In the book Axiomatic Set Theory (Takeuti, G; Zaring, W.M. - 1973) the theorem 6.4 states that if $\varphi$ is a closed formula of a given language then it is satisfied in every boolean valued structure iff is logically valid. One side is trivial, given that $\varphi$ is logically valid iff it is satisfied in every $\{0,1\}$ structure and $\{0,1\}$ is a complete boolean algebra. What I don't understand is the converse side of the proof, he uses the following result:
(Rasiowa-Sikorski) If B is a Boolean algebra, if $a_0\in \textbf{B}\setminus\{0\}$ and $b_n = \sup A_n \in \textbf{B}$, $A_n\subset \textbf{B}$ and $n\in \omega$, then there exists a Boolean homomorphism $f: \textbf{B}\rightarrow \{0,1\}$ such that $f(a_0)=1$ and $f(b_n)=\sup f(A_n)$.

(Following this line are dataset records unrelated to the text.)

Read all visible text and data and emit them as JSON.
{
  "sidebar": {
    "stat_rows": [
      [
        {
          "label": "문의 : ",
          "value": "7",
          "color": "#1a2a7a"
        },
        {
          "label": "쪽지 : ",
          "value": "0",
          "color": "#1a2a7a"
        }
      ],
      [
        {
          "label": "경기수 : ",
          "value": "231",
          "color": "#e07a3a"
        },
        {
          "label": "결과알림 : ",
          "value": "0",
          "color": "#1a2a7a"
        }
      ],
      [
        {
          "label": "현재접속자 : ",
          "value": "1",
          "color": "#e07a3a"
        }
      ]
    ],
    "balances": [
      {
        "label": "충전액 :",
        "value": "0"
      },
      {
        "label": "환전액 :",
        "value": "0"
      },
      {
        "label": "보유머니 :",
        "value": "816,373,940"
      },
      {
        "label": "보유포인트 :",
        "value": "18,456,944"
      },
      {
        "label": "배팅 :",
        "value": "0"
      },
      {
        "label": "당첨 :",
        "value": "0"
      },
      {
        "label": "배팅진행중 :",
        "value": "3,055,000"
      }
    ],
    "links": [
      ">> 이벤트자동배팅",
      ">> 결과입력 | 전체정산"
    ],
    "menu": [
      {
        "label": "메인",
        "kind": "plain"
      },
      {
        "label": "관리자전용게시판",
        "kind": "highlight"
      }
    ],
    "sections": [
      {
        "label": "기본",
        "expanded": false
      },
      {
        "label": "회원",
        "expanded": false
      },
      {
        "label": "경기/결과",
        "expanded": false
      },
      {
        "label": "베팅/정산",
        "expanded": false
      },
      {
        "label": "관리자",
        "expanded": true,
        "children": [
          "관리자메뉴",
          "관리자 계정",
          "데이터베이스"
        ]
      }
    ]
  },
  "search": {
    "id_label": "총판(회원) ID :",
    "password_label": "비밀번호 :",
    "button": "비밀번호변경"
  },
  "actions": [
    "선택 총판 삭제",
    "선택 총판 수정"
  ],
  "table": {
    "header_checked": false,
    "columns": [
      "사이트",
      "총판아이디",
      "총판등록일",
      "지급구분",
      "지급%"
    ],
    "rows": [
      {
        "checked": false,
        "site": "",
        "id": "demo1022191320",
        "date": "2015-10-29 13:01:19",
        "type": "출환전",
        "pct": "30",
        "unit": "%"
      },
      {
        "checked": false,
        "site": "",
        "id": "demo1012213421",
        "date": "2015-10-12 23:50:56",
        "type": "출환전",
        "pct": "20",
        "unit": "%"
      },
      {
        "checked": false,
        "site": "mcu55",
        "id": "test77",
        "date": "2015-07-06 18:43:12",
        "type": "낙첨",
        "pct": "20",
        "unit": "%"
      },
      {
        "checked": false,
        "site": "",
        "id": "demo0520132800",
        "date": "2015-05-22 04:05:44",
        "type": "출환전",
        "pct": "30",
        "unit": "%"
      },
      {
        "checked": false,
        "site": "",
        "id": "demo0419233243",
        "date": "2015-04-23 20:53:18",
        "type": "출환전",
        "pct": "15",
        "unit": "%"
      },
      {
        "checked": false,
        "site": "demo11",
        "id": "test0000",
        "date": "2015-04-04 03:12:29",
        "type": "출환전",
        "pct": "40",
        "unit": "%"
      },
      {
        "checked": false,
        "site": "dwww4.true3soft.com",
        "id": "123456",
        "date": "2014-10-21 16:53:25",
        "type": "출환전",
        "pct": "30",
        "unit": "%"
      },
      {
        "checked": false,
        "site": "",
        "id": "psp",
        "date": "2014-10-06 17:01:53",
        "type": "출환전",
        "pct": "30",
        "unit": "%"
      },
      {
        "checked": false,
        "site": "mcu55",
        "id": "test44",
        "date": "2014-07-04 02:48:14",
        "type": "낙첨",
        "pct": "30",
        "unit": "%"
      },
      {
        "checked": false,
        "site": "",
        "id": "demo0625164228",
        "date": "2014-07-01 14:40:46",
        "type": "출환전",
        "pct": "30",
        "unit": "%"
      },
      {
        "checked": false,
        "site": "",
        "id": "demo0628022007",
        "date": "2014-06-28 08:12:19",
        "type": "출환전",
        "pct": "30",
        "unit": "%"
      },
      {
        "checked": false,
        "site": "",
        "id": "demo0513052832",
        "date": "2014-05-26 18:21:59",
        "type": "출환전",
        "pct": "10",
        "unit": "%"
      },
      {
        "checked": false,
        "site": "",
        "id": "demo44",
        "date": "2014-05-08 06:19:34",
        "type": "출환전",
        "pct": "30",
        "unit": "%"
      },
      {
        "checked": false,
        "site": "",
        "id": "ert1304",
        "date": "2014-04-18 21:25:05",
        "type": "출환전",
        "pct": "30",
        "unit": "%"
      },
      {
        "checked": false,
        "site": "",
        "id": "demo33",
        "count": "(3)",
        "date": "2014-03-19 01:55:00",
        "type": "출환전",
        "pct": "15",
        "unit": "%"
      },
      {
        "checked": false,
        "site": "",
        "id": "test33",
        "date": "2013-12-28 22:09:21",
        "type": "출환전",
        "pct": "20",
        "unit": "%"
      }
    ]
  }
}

In the following way: if $\varphi$ is not satisfied by some $\textbf{B}$-structure $A$ i.e., $\| \varphi \|_A=b\neq 1 $ then the computation of $\| \varphi \|_A$ requires only a finite number of application of the definition of $\|\cdot \|_A$, say: $b_1=\inf A_1,...,b_n=\inf A_n$ and $b'_1=\sup B_1,\dots,b'_n=\sup B_n$ and now he jumps to the conclusion and I can't get why he can do it (maybe it's trivial, but I can't see it): By the Rasiowa-Sikorski Theorem, there is a homomorphism $f:\textbf{B}\rightarrow \{0,1\}$ such that $f(b)=0$. The final result follows easily from that, my problem is with that passage.
Hint
The proof assume that $b \ne 1$ and we can consider the case that $b=b'_n=\sup B_n$.
By the R-S Th there is an homomorphism $h: \textbf{B}\rightarrow \textbf{2}$ such that: $h(b'_n)=\sup h(B_n)$.
But - see proof of R-S Th, page 29 - an homomorphism between boolean algebras maps $0$ onto $0$ and $1$ onto $1$. This means that, if $b'_n=b \ne 1$, also $h(b)\ne 1$.
But $h(b) \in \textbf{2}$ and thus, if it is not $1$, it must be $0$.